E-Sport Tunier

Verleitung zum Glücksspiel – Sind Gamer gefährdet?

Der Boom der Online-Games hat einen eigenen Markt geschaffen und erfreut sich in vielen Ausprägungen immer größerer Beliebtheit. Die bekanntesten Spiele schaffen es bei großen Turnieren bis ins Free-TV und den Spielern winken vereinzelt sogar Preisgelder in Millionenhöhe. Nun haben Videospiele aber nicht immer den besten Ruf in manchen gesellschaftlichen Schichten oder in Zeiten rund um Amokläufe. Jetzt sollen PC-Spieler durch Zocken von Videospielen zu Glücksspielen verleitet werden. Dadurch vergrößere sich die Gefahr, spielsüchtig zu werden. Was ist da dran? Treiben PC-Games die Spieler tatsächlich in die Glücksspielsucht?

In der Vergangenheit wurden nach Amokläufen und erschütternden Taten psychisch kranker Einzeltäter Videospiele und/oder Filme als Übeltäter ausgemacht, die die Jugend verrohen ließen, falsche Werte vermitteln oder gar zum Töten animieren würden. Dabei schießen sich Medien gerne auf First-Person-Shooter ein, bei denen das Ziel tatsächlich darin liegt, seinem Gegenüber mittels einer Schusswaffe den Garaus zu machen.

Da nun einmal aber ein komplexes Gebilde aus verschiedenen, meist traurigen oder dramatischen Umständen zu derlei Taten führt, lassen wir eine erneute Diskussion über den Zusammenhang zwischen Videospielen und (Massen-)Morden beiseite. Denn nun sollen Videospiele auch noch zum Glücksspiel verleiten.

 

Taktik-Shooter als Einstieg ins Glücksspiel?

 

Allen voran hat das Spiel Counter-Strike: Global Offensive (CS:GO), bereits als Killerspiel in Verruf, das Potential, Spieler zum Glücksspiel zu verleiten. Dabei hat das Game an sich nichts mit Glücksspiel zu tun. Seit Jahrzenten ist Counterstrike bei Gamern als extrem taktischer Shooter beliebt und auch heute noch in den Top-Platzierungen der meistgespielten PC-Spiele zu finden. Wie kann so ein Spiel zu Glücksspiel verleiten? Wie gelangt man vom Ballerspiel in die Online-Casinos?

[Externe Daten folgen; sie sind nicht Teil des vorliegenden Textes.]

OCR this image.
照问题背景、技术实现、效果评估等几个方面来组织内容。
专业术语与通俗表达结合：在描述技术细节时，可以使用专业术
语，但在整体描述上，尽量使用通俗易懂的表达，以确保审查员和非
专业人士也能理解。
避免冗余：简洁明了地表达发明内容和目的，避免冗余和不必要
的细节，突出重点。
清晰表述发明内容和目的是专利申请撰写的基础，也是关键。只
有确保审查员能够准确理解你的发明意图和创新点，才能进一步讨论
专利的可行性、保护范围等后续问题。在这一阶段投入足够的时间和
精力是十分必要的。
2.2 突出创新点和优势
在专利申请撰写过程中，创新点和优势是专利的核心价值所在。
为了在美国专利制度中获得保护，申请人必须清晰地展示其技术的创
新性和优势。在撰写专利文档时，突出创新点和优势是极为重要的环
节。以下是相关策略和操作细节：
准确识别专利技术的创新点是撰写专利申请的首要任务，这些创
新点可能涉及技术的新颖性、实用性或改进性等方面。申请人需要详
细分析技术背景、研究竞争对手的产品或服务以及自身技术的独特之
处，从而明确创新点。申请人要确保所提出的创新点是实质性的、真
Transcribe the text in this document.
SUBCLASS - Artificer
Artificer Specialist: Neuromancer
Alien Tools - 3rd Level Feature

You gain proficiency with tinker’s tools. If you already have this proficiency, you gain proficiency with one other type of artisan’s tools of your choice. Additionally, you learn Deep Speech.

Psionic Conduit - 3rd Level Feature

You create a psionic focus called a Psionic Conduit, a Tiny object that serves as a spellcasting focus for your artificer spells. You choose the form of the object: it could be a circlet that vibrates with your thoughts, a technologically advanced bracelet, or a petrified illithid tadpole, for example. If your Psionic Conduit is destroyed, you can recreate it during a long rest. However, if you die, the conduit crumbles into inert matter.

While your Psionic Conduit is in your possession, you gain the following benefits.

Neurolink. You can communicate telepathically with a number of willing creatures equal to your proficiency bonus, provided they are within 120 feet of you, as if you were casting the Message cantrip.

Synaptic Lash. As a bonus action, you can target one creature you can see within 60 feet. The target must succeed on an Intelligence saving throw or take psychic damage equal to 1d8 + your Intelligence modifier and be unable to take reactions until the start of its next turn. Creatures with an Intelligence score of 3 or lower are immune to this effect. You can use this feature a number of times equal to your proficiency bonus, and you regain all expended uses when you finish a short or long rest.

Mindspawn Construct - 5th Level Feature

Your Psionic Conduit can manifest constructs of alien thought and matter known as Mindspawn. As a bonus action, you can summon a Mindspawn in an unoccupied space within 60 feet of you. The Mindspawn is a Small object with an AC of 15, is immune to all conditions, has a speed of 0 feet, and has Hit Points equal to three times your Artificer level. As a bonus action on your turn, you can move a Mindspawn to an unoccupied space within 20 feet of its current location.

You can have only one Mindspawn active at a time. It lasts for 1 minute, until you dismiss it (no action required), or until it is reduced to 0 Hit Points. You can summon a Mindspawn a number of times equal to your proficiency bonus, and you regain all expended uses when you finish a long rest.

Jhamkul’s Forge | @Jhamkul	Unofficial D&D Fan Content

Hier bedarf es einer genaueren Betrachtung folgender Punkte:

•    Das Skin-System von Counterstrike,
•    Den Marktplatz der Spieleplattform Steam und
•    Externe Webseiten, die Glücksspiel anbieten.

CS:GO hat ein Skin-System wie viele andere Online-Games auch. Die Skins sind Verschönerungen bzw. neue Designs für die im Spiel benutzten Waffen. Das Spielgeschehen wird dadurch in keinerlei Maße beeinflusst, die Skins dienen nur der Optik.

 

 

Steigt man durch fortschreitende Spieldauer im Level auf, erhält man hin und wieder Skins vom Spiel geschenkt. Ist man mit diesen nicht zufrieden, kann man mit echtem Geld auch Designs über den Marktplatz von Steam erstehen. Dieser Marktplatz ermöglicht es den Spielern nämlich, Waffendesigns zu kaufen oder zu verkaufen und zu tauschen.

 

Skins als Kryptowährung

 

Das Guthaben bei Steam wiederum lässt sich auf unterschiedlichem Wege mit Geld auffüllen. Die einfachste Methode ist dabei das Aufladen über die Paysafecard, die beispielsweise auch an Tankstellen oder im Supermarkt erhältlich ist. Dabei übersteigt der Preis mancher Waffendesigns das Taschengeld des gemeinen Gamers bei Weitem. Die einfachsten Skins sind zwar für ein paar Cent zu erstehen, die seltensten Skins hingegen gehen für mehr als 1000 Euro über die virtuelle Ladentheke. Die Brücke zum Glücksspiel schlagen Webseiten von externen Anbietern. Davon gibt es einige mit unterschiedlichen Varianten. Die bekanntesten sind eine Seite für Sportwetten auf Counter-Strike-Begegnungen, bei der man auf den Sieger von professionellen CS:GO-Matches tippen muss, und verschiedene Seiten mit Skin-Lotterien.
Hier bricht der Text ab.